In the "Wafthrudnis-mal," Woden, disguised as a mortal under the name of Ganger, visits the giant Wafthrudni (Web-strong) to find out what he knows of sacred lore. The disputants agreed that the one who failed to answer any question put to him by the other should forfeit his life. After a time, the pretended Ganger asks the giant, "What did Woden whisper into Balder's ear ere he was borne on the pyre?" when Wafthrudni has to confess himself vanquished.[2] One is reminded of the song-duel between the defeated Joukahainen and the storm-begotten Wäinämöinen in the third rune of the Kalevala.

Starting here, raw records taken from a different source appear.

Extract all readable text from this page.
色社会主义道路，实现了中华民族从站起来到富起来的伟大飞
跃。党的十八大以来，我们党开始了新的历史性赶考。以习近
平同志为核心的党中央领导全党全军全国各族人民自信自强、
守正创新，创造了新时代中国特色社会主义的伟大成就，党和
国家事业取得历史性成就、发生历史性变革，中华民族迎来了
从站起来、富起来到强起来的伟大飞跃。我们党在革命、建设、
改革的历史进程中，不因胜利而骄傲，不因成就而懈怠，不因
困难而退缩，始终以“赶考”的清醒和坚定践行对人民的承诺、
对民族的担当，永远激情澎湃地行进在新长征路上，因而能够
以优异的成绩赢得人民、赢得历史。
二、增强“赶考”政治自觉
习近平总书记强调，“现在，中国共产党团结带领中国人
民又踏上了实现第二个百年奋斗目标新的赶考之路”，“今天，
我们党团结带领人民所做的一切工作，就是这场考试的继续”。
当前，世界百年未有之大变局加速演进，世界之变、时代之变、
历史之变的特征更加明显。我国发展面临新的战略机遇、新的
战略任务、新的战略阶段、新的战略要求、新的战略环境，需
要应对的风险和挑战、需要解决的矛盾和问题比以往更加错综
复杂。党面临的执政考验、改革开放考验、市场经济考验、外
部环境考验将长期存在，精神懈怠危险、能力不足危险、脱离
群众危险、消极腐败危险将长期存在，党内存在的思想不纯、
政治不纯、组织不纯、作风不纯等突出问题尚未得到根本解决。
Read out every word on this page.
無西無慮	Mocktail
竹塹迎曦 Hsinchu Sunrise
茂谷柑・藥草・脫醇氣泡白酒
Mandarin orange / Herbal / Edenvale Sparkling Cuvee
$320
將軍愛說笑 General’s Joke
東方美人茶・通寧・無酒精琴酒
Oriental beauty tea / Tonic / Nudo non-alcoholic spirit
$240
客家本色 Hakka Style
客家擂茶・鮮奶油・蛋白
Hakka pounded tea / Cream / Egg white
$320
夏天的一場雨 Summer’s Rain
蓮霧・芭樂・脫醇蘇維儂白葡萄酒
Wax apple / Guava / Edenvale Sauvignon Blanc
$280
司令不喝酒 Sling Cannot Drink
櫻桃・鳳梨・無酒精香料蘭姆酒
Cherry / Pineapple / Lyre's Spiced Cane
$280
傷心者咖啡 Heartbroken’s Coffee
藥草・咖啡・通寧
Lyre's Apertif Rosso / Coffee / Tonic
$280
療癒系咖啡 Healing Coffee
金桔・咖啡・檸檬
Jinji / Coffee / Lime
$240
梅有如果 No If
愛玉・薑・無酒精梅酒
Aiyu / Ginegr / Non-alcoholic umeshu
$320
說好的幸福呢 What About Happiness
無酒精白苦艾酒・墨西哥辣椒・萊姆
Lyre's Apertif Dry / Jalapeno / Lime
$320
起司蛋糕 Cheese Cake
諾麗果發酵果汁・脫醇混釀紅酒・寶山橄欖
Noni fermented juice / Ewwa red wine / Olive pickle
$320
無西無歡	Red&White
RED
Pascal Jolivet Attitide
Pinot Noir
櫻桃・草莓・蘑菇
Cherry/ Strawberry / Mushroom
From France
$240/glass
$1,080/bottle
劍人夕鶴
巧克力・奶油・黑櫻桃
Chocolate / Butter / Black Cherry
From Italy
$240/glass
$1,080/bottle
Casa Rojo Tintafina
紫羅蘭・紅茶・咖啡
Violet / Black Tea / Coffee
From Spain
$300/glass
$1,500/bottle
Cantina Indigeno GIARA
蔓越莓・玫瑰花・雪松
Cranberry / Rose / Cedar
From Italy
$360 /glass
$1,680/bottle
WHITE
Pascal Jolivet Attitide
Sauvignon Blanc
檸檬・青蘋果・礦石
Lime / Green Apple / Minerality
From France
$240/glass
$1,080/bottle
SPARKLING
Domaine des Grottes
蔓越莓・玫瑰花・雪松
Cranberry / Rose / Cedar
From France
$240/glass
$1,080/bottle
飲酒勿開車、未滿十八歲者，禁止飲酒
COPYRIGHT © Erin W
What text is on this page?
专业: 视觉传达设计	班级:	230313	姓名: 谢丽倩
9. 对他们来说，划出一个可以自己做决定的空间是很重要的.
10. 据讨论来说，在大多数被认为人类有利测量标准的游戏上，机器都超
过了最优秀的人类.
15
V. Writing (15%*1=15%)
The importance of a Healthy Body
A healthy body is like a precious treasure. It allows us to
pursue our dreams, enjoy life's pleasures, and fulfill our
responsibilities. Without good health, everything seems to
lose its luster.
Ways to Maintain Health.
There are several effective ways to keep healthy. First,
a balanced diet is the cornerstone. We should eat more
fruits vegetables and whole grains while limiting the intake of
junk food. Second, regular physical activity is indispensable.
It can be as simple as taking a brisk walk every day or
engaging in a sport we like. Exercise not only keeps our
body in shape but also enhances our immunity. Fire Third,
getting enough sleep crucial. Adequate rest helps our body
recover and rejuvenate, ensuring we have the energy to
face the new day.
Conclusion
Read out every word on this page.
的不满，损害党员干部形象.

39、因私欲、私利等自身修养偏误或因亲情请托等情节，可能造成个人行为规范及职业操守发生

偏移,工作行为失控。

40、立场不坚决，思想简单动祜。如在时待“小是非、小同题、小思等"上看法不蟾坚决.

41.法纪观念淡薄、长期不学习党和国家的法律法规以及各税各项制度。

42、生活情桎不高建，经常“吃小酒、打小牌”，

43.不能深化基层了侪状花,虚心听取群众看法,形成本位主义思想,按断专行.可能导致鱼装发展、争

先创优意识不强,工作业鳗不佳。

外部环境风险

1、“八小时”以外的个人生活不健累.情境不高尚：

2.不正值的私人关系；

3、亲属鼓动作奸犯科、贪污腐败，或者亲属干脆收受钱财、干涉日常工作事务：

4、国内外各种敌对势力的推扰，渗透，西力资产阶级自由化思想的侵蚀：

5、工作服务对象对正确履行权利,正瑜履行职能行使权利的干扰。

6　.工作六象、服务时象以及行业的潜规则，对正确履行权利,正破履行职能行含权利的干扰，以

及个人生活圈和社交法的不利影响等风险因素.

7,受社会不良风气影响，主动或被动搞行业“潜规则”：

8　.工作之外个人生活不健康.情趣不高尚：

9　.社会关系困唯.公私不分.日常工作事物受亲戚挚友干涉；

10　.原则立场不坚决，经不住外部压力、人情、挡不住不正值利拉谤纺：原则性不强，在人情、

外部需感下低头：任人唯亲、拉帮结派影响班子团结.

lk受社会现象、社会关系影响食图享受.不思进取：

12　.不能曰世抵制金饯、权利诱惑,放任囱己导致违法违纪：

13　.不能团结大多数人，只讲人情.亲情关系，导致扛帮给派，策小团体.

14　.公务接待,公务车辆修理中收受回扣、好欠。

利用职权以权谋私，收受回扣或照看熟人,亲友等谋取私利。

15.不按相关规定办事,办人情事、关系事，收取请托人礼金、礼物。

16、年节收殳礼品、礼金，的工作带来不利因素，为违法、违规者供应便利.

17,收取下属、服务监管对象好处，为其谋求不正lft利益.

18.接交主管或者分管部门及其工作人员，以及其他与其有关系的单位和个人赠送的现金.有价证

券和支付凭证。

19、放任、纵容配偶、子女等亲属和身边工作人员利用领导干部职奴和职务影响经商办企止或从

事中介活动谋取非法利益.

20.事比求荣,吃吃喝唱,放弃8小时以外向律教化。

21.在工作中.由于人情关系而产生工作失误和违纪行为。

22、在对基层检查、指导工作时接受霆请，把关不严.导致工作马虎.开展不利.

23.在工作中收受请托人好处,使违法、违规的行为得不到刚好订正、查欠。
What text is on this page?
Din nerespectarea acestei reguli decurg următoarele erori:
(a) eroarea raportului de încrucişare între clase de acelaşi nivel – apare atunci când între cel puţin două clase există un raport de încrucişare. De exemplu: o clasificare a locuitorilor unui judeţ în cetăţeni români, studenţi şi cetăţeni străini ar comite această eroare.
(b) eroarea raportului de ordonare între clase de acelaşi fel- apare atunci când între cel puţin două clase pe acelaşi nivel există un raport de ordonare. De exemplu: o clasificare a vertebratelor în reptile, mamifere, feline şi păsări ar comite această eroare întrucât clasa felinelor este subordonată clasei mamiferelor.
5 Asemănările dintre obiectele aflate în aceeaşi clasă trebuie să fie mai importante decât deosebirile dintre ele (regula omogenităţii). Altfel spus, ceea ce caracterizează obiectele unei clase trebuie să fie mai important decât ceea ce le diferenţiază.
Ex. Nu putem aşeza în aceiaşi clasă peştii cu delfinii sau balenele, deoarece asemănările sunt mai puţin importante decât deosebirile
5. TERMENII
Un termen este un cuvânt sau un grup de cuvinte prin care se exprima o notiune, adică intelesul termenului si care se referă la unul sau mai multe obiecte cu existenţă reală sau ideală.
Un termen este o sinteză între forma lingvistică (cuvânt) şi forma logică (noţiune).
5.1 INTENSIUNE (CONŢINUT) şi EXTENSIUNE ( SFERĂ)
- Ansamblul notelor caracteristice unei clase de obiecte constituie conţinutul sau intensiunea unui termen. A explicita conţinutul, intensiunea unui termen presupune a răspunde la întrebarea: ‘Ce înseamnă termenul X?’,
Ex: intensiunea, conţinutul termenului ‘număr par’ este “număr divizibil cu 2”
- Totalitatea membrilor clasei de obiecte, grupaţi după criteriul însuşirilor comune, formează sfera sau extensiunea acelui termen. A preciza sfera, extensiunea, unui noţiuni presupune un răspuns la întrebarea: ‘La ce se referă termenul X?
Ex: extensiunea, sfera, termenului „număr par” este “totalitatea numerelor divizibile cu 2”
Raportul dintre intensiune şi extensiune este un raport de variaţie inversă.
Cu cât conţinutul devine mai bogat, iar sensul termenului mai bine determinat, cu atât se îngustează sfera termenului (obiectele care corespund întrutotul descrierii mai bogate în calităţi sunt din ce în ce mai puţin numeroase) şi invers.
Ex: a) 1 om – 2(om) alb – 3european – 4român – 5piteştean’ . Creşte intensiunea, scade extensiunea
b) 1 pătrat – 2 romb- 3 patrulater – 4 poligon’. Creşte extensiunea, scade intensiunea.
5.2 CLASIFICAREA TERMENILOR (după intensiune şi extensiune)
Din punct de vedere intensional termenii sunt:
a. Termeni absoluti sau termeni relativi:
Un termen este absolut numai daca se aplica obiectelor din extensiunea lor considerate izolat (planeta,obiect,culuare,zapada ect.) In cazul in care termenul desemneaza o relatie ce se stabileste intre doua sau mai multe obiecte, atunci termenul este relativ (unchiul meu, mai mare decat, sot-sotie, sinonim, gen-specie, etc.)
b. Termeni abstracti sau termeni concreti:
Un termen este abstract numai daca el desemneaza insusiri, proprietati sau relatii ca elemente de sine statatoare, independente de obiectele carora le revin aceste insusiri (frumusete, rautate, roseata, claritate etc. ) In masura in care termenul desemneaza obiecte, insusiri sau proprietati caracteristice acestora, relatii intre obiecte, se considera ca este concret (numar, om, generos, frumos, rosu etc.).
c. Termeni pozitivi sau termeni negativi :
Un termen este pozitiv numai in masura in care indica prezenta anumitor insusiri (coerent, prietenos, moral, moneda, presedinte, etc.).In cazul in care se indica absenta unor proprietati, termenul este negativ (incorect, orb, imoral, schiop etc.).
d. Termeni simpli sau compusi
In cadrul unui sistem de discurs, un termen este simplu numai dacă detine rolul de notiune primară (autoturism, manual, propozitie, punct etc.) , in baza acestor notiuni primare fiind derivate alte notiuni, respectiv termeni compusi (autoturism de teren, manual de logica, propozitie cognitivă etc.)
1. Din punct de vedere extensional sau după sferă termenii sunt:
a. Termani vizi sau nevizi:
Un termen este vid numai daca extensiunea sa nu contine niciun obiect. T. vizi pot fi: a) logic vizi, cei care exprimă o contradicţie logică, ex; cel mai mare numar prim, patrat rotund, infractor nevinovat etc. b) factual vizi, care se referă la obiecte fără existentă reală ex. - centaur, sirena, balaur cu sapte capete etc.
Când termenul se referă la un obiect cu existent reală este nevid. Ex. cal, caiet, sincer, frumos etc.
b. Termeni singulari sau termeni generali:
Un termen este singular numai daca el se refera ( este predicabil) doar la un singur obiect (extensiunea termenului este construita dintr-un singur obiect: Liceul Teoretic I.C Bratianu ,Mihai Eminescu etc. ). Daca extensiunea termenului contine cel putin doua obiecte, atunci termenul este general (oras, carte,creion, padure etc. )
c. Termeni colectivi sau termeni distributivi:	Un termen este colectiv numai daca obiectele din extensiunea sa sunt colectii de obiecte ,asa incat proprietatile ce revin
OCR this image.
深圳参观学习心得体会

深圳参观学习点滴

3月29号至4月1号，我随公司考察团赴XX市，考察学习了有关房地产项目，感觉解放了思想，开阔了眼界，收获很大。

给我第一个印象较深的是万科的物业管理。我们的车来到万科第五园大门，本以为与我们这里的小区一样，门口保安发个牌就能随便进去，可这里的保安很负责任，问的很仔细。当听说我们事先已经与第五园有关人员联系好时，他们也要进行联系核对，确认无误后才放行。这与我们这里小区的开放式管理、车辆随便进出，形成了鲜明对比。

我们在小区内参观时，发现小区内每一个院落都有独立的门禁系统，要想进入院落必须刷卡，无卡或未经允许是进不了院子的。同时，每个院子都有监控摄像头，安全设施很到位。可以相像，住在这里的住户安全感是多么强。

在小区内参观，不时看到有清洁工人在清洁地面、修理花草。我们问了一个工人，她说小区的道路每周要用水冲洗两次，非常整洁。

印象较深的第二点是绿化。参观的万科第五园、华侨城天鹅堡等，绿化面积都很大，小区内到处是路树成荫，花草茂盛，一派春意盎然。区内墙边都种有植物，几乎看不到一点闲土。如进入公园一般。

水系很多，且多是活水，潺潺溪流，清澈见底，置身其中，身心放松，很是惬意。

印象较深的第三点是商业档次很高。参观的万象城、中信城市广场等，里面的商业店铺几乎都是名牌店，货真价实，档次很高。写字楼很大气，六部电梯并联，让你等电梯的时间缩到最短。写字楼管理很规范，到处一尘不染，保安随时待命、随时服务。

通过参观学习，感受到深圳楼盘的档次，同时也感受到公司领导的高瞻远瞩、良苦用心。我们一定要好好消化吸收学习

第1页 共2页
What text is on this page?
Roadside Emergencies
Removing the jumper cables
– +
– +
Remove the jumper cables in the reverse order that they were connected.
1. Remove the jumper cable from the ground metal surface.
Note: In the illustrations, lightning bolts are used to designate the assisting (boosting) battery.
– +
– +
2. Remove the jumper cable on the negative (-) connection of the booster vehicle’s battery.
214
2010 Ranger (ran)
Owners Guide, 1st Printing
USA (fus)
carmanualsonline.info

We may leave such references, for whatever they may be worth, as clues to the origin of Rumpelstiltskin; and, reluctantly avoiding digressions on topics suggested by subordinate incidents of the story, as, e.g., the origin of spinning, often ascribed to denizens of the forest and the under- world, deal with its philosophy as indicated by the central idea of all its variants, the nucleus round which the incidents have gathered. This, put into fewest words, is the notion that the name of any being, whether human or superhuman, is an integral part of that being; and that, to know it, puts its owner, whether he be deity, ghost, or man, in the power of another, often involving destruction to the named. It is a part of that general confusion between names and things which is a universal feature of barbaric modes of thought, an ever-present note of uncultured intelligence; a confusion which attributes the qualities of living things to things not living, and which lies at the root of all fetishism, and idolatry; of all witchcraft, shamanism, and other instruments, which were as keys to the invisible kingdom of the feared and dreaded. Such enlarged reference would, however, occupy a volume,[3] and it must suffice for our present purpose to deal, and even that very

  1. C. P. B i. 81; Thorpe's Northern Mythol. i. 8, note. Ib. i. 96, note.
  2. C. P. B. i. 69, and cf . "King Heidrek's Riddles," p. 92.
  3. An admirable summary is given by Dr. Tylor in the chapter on "Images and Names," in his Early History of Mankind.